In late June, a derecho -- a cluster of thunderstorms that produce widespread wind damage -- left 78 Little General convenience stores without electricity. Four months later to the day, Superstorm Sandy left 47 stores without power, according to the newspaper.
"As we build new stores, we're putting generators in them," Darby said. "We're also putting some on trailers, to move around."
A generator that is large enough to power a modern-day convenience store and gas station costs $50,000 to $60,000, he added, and it can't guarantee that the store will repain open.
"If we can't keep fuel coming to a store, that's a problem," Darby said. "After Sandy, the fuel terminals were out of power and some roads were too bad for trucks to get to our stores."
Weather-related issues are just one hurdle Little General faces as it grows its presence in West Virginia, Ohio and Virginia. The bulk of its 110 convenience stores are in its home state and the retailer opened its first Ohio location in September.
Darby told the news outlet the company's goal is to rebuild one store every year as Little General sites face increased competition from other c-store chains with bigger stores and more gas pumps. Convenience stores have outgrown their typical 2,000-square-foot, four gas pump footprint to reach 6,000 square feet with a restaurant and 10 gas pumps, he said.

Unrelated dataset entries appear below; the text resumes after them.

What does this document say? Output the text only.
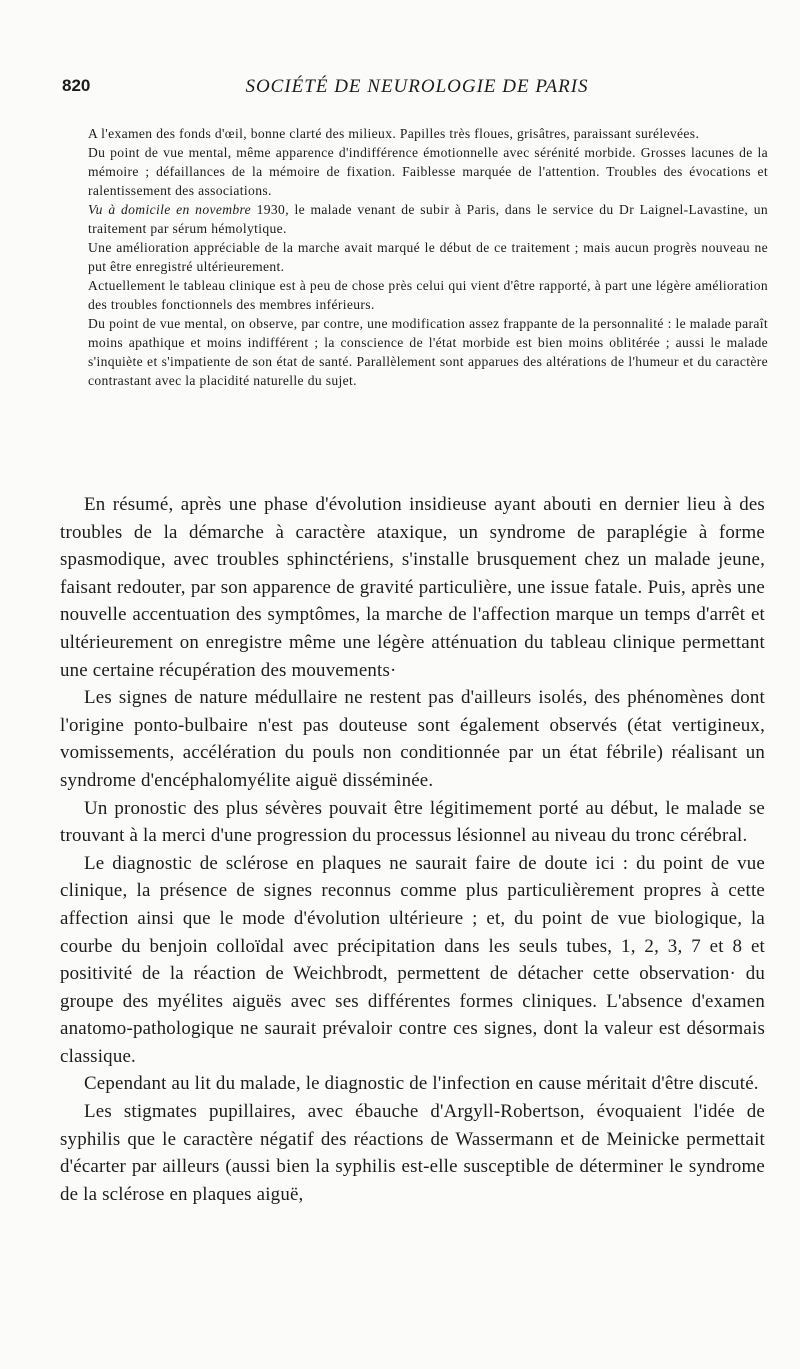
820	SOCIÉTÉ DE NEUROLOGIE DE PARIS

A l'examen des fonds d'œil, bonne clarté des milieux. Papilles très floues, grisâtres, paraissant surélevées.

Du point de vue mental, même apparence d'indifférence émotionnelle avec sérénité morbide. Grosses lacunes de la mémoire ; défaillances de la mémoire de fixation. Faiblesse marquée de l'attention. Troubles des évocations et ralentissement des associations.

Vu à domicile en novembre 1930, le malade venant de subir à Paris, dans le service du Dr Laignel-Lavastine, un traitement par sérum hémolytique.

Une amélioration appréciable de la marche avait marqué le début de ce traitement ; mais aucun progrès nouveau ne put être enregistré ultérieurement.

Actuellement le tableau clinique est à peu de chose près celui qui vient d'être rapporté, à part une légère amélioration des troubles fonctionnels des membres inférieurs.

Du point de vue mental, on observe, par contre, une modification assez frappante de la personnalité : le malade paraît moins apathique et moins indifférent ; la conscience de l'état morbide est bien moins oblitérée ; aussi le malade s'inquiète et s'impatiente de son état de santé. Parallèlement sont apparues des altérations de l'humeur et du caractère contrastant avec la placidité naturelle du sujet.

En résumé, après une phase d'évolution insidieuse ayant abouti en dernier lieu à des troubles de la démarche à caractère ataxique, un syndrome de paraplégie à forme spasmodique, avec troubles sphinctériens, s'installe brusquement chez un malade jeune, faisant redouter, par son apparence de gravité particulière, une issue fatale. Puis, après une nouvelle accentuation des symptômes, la marche de l'affection marque un temps d'arrêt et ultérieurement on enregistre même une légère atténuation du tableau clinique permettant une certaine récupération des mouvements·

Les signes de nature médullaire ne restent pas d'ailleurs isolés, des phénomènes dont l'origine ponto-bulbaire n'est pas douteuse sont également observés (état vertigineux, vomissements, accélération du pouls non conditionnée par un état fébrile) réalisant un syndrome d'encéphalomyélite aiguë disséminée.

Un pronostic des plus sévères pouvait être légitimement porté au début, le malade se trouvant à la merci d'une progression du processus lésionnel au niveau du tronc cérébral.

Le diagnostic de sclérose en plaques ne saurait faire de doute ici : du point de vue clinique, la présence de signes reconnus comme plus particulièrement propres à cette affection ainsi que le mode d'évolution ultérieure ; et, du point de vue biologique, la courbe du benjoin colloïdal avec précipitation dans les seuls tubes, 1, 2, 3, 7 et 8 et positivité de la réaction de Weichbrodt, permettent de détacher cette observation· du groupe des myélites aiguës avec ses différentes formes cliniques. L'absence d'examen anatomo-pathologique ne saurait prévaloir contre ces signes, dont la valeur est désormais classique.

Cependant au lit du malade, le diagnostic de l'infection en cause méritait d'être discuté.

Les stigmates pupillaires, avec ébauche d'Argyll-Robertson, évoquaient l'idée de syphilis que le caractère négatif des réactions de Wassermann et de Meinicke permettait d'écarter par ailleurs (aussi bien la syphilis est-elle susceptible de déterminer le syndrome de la sclérose en plaques aiguë,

"If it's a good location that could be better, you try to expand it or put a restaurant in with it," Darby explained. "I think the life of a store is about 20 years. Then it needs to be redone."
In addition to rebuilds, Little General is growing its portfolio with new stores. A new location in Quincy, W. Va., is slated to open in April and a new convenience store is under construction in Fairmont, W. Va. Darby also said the retailer would like to expand in southwestern Virginia -- where it always has a presence -- and enter the Kentucky market.